Indian Hotels Probes Alleged Customer Data Breach1.5 Million Customers' Details Stolen From Taj Hotel Chain, Attacker Claims
Hospitality giant Indian Hotels said it's probing the alleged theft of sensitive data from its systems after a criminal claimed to have stolen data pertaining to 1.5 million customers.
The criminal, who uses the moniker "dnacookes," recently announced the theft in a post to the English-language cybercrime forum BreachForums. They claim they stole the data in 2020 and that it includes personal details, including name, email address, phone number, birthdate and address, for 1.5 million customers of the high-end Taj Hotels chain from 2014 through 2020.

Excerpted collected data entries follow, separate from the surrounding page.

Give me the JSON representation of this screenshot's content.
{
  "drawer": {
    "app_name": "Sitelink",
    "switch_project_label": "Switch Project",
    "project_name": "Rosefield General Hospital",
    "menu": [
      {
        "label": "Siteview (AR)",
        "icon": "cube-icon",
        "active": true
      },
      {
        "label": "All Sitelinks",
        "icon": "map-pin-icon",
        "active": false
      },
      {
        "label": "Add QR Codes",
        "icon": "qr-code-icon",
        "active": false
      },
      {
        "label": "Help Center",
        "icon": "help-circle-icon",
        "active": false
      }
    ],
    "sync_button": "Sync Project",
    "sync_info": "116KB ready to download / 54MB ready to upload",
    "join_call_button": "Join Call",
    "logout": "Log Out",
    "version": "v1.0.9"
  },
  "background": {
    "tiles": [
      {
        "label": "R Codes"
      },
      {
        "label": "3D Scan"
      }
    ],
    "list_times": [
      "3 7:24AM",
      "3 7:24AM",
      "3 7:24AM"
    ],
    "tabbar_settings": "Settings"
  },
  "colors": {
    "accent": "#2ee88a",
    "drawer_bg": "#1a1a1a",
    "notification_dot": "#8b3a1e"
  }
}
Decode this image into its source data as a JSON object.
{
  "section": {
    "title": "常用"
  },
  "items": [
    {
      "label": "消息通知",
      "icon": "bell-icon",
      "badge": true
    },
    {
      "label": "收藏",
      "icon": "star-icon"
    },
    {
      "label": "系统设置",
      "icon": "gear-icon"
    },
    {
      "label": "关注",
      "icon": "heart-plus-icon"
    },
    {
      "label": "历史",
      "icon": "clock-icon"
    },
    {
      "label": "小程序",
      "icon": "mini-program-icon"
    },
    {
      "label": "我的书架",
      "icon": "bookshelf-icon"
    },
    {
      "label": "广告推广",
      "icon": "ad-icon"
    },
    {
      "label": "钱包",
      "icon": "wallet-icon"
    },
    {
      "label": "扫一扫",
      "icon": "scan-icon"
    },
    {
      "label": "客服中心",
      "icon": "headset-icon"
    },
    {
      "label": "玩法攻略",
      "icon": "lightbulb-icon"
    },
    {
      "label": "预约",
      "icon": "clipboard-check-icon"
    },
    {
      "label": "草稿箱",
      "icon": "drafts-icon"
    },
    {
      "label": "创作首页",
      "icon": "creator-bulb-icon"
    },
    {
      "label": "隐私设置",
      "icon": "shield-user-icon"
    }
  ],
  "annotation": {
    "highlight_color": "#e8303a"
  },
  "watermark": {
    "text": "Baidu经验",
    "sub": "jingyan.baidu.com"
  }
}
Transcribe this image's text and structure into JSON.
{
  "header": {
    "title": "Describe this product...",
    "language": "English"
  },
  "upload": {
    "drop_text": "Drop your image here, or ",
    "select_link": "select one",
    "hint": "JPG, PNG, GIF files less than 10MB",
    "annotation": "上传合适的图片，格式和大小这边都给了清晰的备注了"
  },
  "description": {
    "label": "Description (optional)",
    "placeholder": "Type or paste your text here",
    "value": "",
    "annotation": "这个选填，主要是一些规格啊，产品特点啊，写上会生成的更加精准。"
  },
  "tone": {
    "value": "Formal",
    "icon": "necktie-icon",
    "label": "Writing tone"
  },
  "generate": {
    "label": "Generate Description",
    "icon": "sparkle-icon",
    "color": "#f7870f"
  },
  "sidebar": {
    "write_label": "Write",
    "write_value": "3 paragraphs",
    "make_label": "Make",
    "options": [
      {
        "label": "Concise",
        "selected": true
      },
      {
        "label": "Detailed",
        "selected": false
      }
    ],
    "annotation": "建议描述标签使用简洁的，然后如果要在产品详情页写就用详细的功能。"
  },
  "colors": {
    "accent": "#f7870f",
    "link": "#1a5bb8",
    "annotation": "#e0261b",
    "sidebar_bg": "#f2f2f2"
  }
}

Owned by Indian Hotels - aka IHCL - Taj properties include The Pierre in New York, and in India, the Taj Lake Palace in Udaipur and the Taj Mahal Palace in Mumbai.
Indian Hotels Company runs 263 hotels under not just the Taj but also the SeleQtions, Vivanta and Ginger brand names. The business reported $359 million in revenue for the first half of this year, up 18% for the same time last year.

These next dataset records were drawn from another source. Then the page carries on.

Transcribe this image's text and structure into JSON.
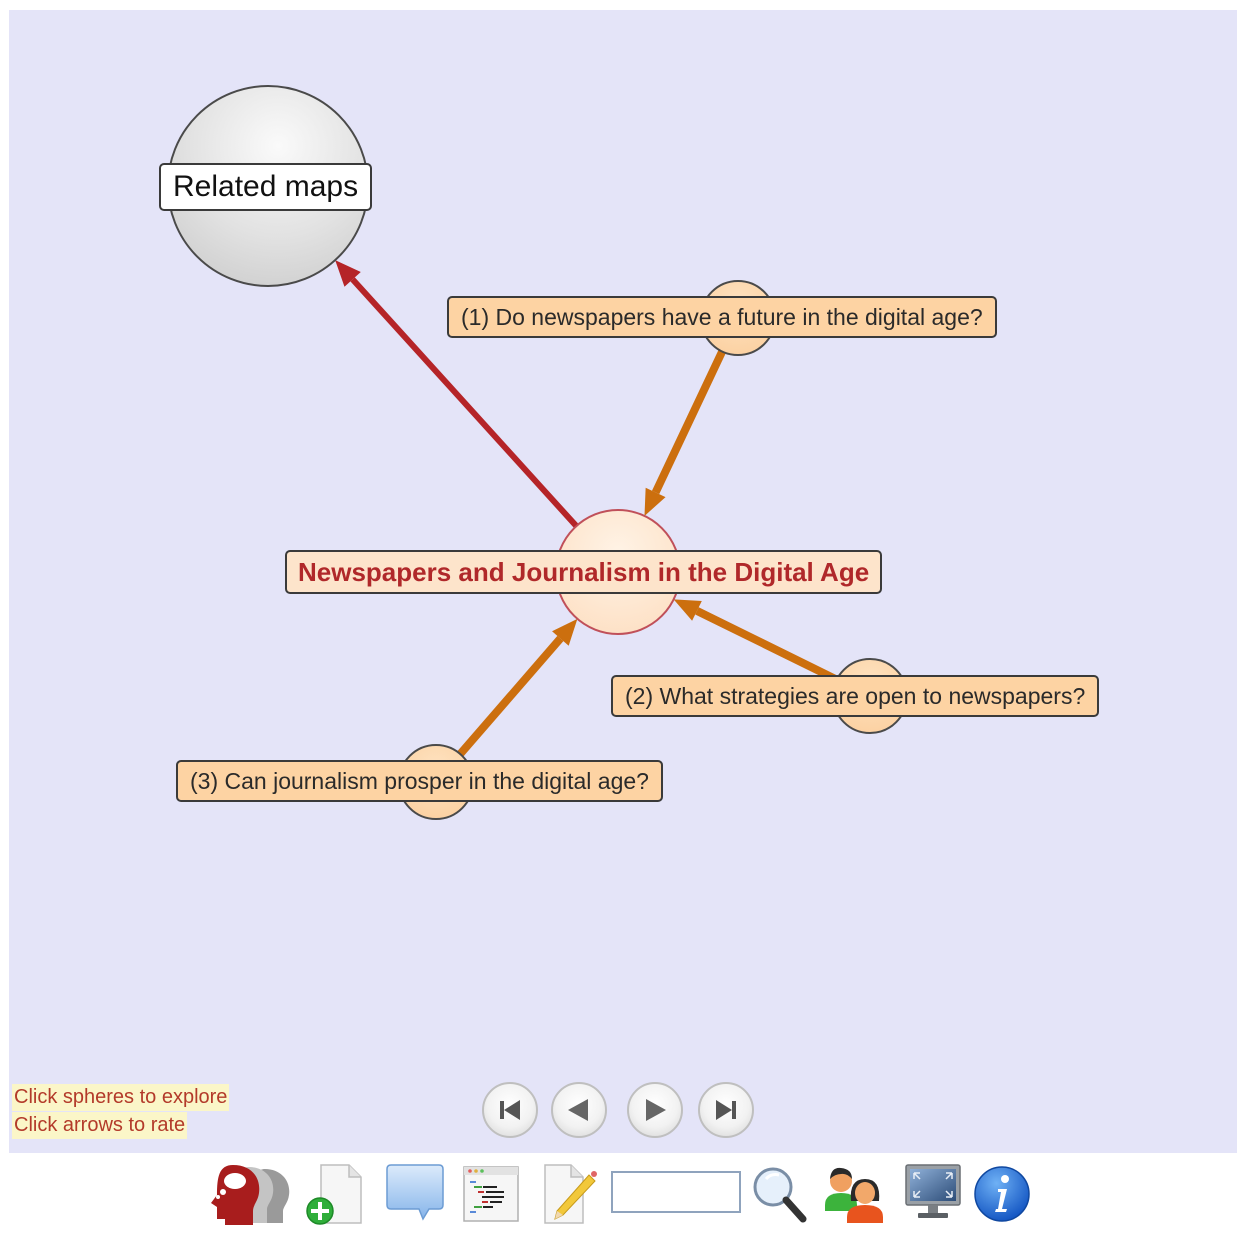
{
  "map": {
    "central_node": {
      "label": "Newspapers and Journalism in the Digital Age"
    },
    "related_node": {
      "label": "Related maps"
    },
    "question_nodes": [
      {
        "label": "(1) Do newspapers have a future in the digital age?"
      },
      {
        "label": "(2) What strategies are open to newspapers?"
      },
      {
        "label": "(3) Can journalism prosper in the digital age?"
      }
    ],
    "links": [
      {
        "from": "central",
        "to": "related",
        "color": "#b52428"
      },
      {
        "from": "q1",
        "to": "central",
        "color": "#cc6f0e"
      },
      {
        "from": "q2",
        "to": "central",
        "color": "#cc6f0e"
      },
      {
        "from": "q3",
        "to": "central",
        "color": "#cc6f0e"
      }
    ]
  },
  "hints": [
    "Click spheres to explore",
    "Click arrows to rate"
  ],
  "navigation": {
    "buttons": [
      {
        "name": "first",
        "icon": "skip-first-icon"
      },
      {
        "name": "previous",
        "icon": "previous-icon"
      },
      {
        "name": "next",
        "icon": "next-icon"
      },
      {
        "name": "last",
        "icon": "skip-last-icon"
      }
    ]
  },
  "toolbar": {
    "items": [
      {
        "name": "home-logo",
        "icon": "heads-logo-icon"
      },
      {
        "name": "new-map",
        "icon": "new-document-icon"
      },
      {
        "name": "comment",
        "icon": "speech-bubble-icon"
      },
      {
        "name": "source-view",
        "icon": "code-window-icon"
      },
      {
        "name": "edit",
        "icon": "edit-document-icon"
      },
      {
        "name": "search",
        "icon": "magnifier-icon"
      },
      {
        "name": "users",
        "icon": "users-icon"
      },
      {
        "name": "fullscreen",
        "icon": "fullscreen-monitor-icon"
      },
      {
        "name": "info",
        "icon": "info-icon"
      }
    ],
    "search": {
      "value": "",
      "placeholder": ""
    }
  },
  "colors": {
    "canvas_bg": "#e4e4f8",
    "question_fill": "#fdd3a3",
    "central_text": "#b0282a",
    "related_arrow": "#b52428",
    "question_arrow": "#cc6f0e",
    "hint_text": "#b33a2a",
    "hint_bg": "#fbf6c8"
  }
}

Reached for comment, an IHCL spokesperson told Information Security Media Group that the hotel chain is aware of the criminal's data theft claims and is investigating them with help from law enforcement. The business has yet to confirm any breach of its systems or if the information might have been stolen from a third party.
Hotels in Hackers' Crosshairs
Hotels remain a top target for hackers on account of the valuable data they store, pertaining not just to people but also payment cards. Verizon's most recent Data Breach Investigations Report estimates that hackers target payment card data in 40% of all cyber incidents involving the accommodation and food service sectors.
Earlier this month, Marina Bay Sands, one of Singapore's best-known luxury resorts, reported discovering a breach on Oct. 20 that led to the theft of personal information pertaining to 665,000 of its Sands LifeStyle loyalty program members. Stolen details included names, email addresses, phone numbers and membership details.
Two other attacks recently hit some of the world's biggest hotel and casino operators based in Las Vegas. The BlackCat ransomware group, aka Alphv, appears to have targeted Caesars in late August and MGM Resorts in early September. Caesars paid attackers a ransom that was reportedly worth about half of the extortionists' initial $30 million demand.
MGM Resorts appeared to pay no ransom. After detecting the attack on Sept. 10 and suffering widespread disruption of systems, the company reverted to pen-and-paper processes, and its booking and reservation systems remained offline for weeks. The attack also led to customers being unable to use ATMs, hotel room door lock key cards and many slot machines.
MGM Resorts said the attack cost $110 million in lost revenue and mitigation expenses, which it expects to fully recoup via cyber insurance.